Pretending that we only need to know the power flowing in and not the power flowing out is like pretending we only need to know a bathtub's faucet flow rate to determine the steady-state water level in the bathtub, and it doesn't matter if the drain is open or closed.
... It doesn't matter whether that energy is electricity or cow farts. Any other assertion is... well... hot air. ... [Jane Q. Public, 2015-03-19]
Jane, I just finished explaining that it doesn't matter if the energy is electricity or kerosene. I didn't see the point of addressing your "friction from a horse's ass" observation because that didn't seem productive, but I hoped it would be clear from my response that "horse ass friction" heating power would be treated exactly the same as electrical or kerosene heating power.
Sadly, once again I seem to have overestimated you. So I'll be more explicit.
I'm not saying the power source matters. Whether you're using an electrical source or a kerosene heater or "horse ass friction" or cow farts, the important point is that required heating power (electrical or kerosene) is zero if the chamber walls are at the same temperature as the heat source.
That's not true for "radiative power out", as I've explained ad nauseum. That's because "radiative power out" doesn't depend on the chamber wall temperature.

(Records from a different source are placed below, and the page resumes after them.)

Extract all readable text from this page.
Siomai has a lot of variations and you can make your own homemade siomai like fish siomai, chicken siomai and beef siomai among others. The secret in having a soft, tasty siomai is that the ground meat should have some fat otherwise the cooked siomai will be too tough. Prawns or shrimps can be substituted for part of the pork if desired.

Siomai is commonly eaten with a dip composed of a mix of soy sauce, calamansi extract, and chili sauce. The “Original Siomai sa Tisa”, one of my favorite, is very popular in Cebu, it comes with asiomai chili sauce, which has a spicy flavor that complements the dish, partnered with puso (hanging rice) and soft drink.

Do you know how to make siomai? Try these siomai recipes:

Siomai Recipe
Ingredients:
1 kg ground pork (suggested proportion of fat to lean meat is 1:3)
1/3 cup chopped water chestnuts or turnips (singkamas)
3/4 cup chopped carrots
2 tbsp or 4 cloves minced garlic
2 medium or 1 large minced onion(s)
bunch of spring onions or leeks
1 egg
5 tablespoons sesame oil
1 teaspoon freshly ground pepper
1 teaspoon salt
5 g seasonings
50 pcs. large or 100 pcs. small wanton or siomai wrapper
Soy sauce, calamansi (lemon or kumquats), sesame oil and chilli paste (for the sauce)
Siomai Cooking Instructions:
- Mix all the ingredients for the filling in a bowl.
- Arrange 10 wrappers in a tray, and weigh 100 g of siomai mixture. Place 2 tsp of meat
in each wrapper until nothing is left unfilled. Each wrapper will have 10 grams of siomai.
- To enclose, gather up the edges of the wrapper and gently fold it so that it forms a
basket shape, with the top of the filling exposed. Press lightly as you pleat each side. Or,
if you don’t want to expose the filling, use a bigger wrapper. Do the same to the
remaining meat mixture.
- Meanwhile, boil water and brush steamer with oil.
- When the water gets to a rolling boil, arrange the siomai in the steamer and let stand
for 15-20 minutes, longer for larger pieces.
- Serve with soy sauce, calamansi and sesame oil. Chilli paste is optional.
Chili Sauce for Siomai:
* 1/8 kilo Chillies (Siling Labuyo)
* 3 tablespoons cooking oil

But that's different than "heating power" (electrical or kerosene or "horse ass friction" or cow farts) which does depend on the chamber wall temperature. "Heating power" tells you how much electricity or kerosene you'd need to keep the source at a certain temperature, given the temperature of the chamber walls.
One way to check your solution is to make sure that your equation for heating power (electrical or kerosene or "horse ass friction" or cow farts) agrees that no heating power is necessary if the chamber walls are at the same temperature as the heat source. My equations have all passed that check. Jane's mistaken equation doesn't.